Le prononcé de la déchéance du terme à son égard est donc abusif par la seule lettre du 1er août
2017.
- Sur la demande de résiliation judiciaire du contrat
Cette demande ne peut pas être considérée comme nouvelle au regard des dispositions de l’article 565 du code de procédure civile, puisque qu’elle tend aux mêmes fins que celle soumise au premier juge, c’est-à-dire le paiement de l’impayé.
Elle est donc recevable.
Il est constant que Mme Z A n’a pas réglé les sommes dues à la SA FINANCO. Il s’agit d’un manquement grave à l’exécution du contrat justifiant la résiliation judiciaire du contrat qui sera donc prononcée.

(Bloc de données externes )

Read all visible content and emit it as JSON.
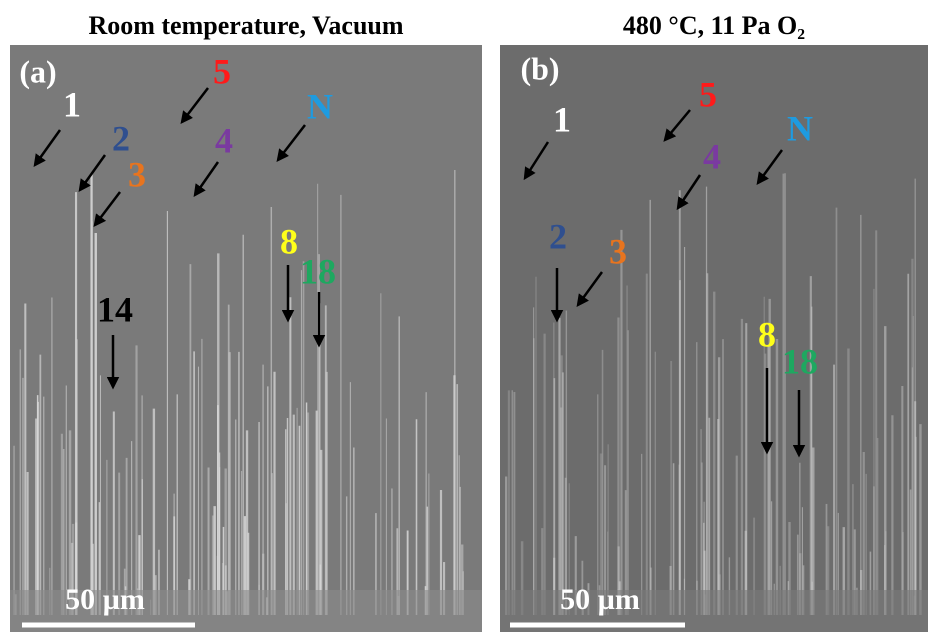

'Sur la déchéance du droit aux intérêts
Mme Z A a signé sous la mention 'il(s) reconnai(ssent) rester en possession d’un exemplaire de cette offre dotée d’un formulaire détachable de rétractation'.

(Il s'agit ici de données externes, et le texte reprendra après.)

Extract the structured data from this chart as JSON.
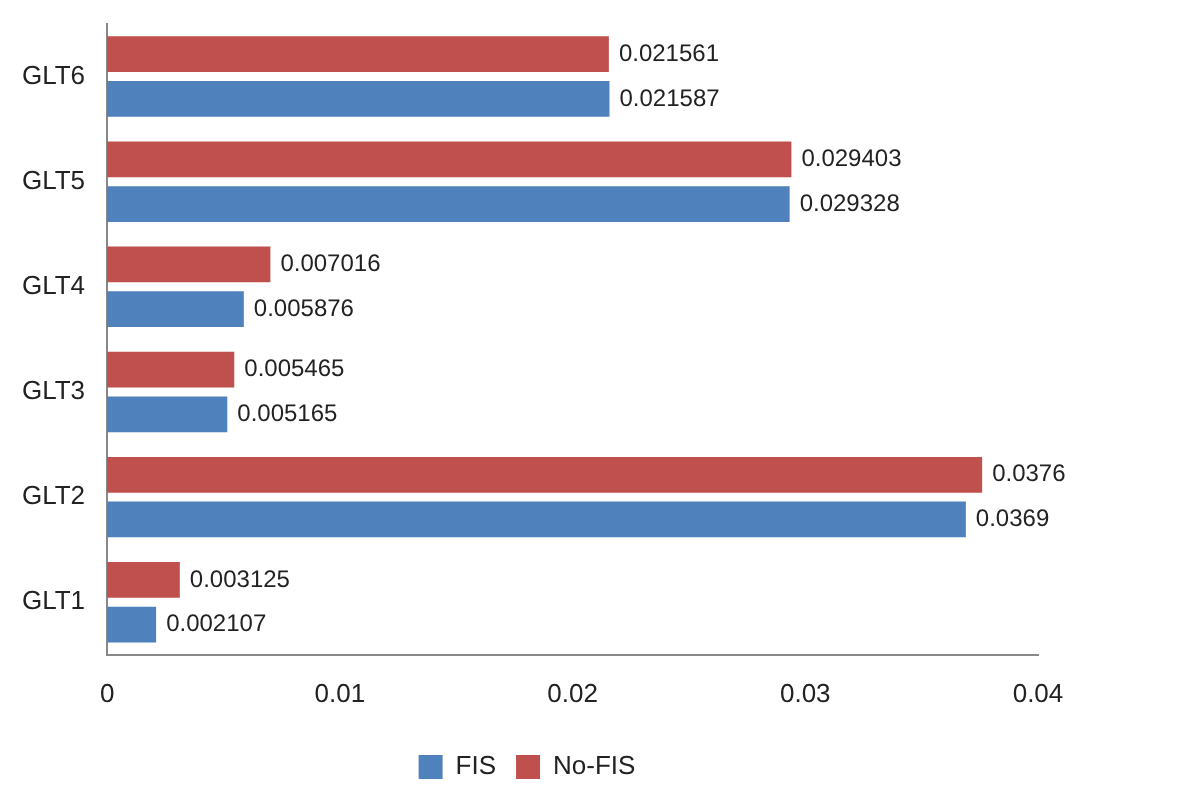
{
  "chart_data": {
    "type": "bar",
    "orientation": "horizontal",
    "categories": [
      "GLT6",
      "GLT5",
      "GLT4",
      "GLT3",
      "GLT2",
      "GLT1"
    ],
    "series": [
      {
        "name": "No-FIS",
        "color": "#c0504d",
        "values": [
          0.021561,
          0.029403,
          0.007016,
          0.005465,
          0.0376,
          0.003125
        ]
      },
      {
        "name": "FIS",
        "color": "#4f81bd",
        "values": [
          0.021587,
          0.029328,
          0.005876,
          0.005165,
          0.0369,
          0.002107
        ]
      }
    ],
    "xlim": [
      0,
      0.04
    ],
    "xticks": [
      0,
      0.01,
      0.02,
      0.03,
      0.04
    ],
    "grid": false,
    "legend": "bottom",
    "data_labels": true
  }
}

Il convient donc de considérer que Mme Z A a reçu et est restée en possession du bordereau de rétractation.
Le bordereau de rétractation n’est joint qu’à l’exemplaire de l’offre de crédit remis à l’emprunteur, le prêteur n’en n’ayant effectivement aucune utilité. Il ne peut donc pas être reproché au prêteur de ne pas le produire.
Mme Z A ne rapporte pas la preuve que ce bordereau n’ait pas été conforme à la réglementation.
La déchéance du droit aux intérêts ne peut donc pas être prononcée à ce titre.
— Si l’offre de crédit ne mentionne pas en pages 4 les noms et prénoms des emprunteurs, ni la date et le lieu de signature, leur identité est indiquée en page 1 du contrat de crédit ainsi que la date du contrat (11 mars 2011).
Aucune déchéance du droit aux intérêts ne peut donc être prononcée à ce titre.
'En ce qui concerne l’assurance, le contrat précise le coût de l’assurance pour chaque garantie, ainsi que le coût total du crédit avec les assurances retenues ainsi que sans assurance. Il mentionne le montant de la mensualité sans assurance et avec assurance.
Il ne peut donc être fait aucun grief à ce titre.
Au total, il n’y a pas lieu de prononcer la déchéance du droit aux intérêts.
Le jugement sera donc infirmé de ce chef.
- Sur la solidarité
Le contrat contient la clause suivante : 'En cas de pluralité d’emprunteurs, il est expressément convenu qu’ils agissent et sont tenus conjointement et indivisiblement'.
Cette clause est contradictoire.
En effet, l’obligation conjointe est celle qui comporte plusieurs débiteurs ou plusieurs créanciers et se divise activement ou passivement entre eux de telle sorte que chaque créancier ne peut demander au débiteur que sa part définitive de la créance et que chaque débiteur ne peut être poursuivi que pour sa part de la dette.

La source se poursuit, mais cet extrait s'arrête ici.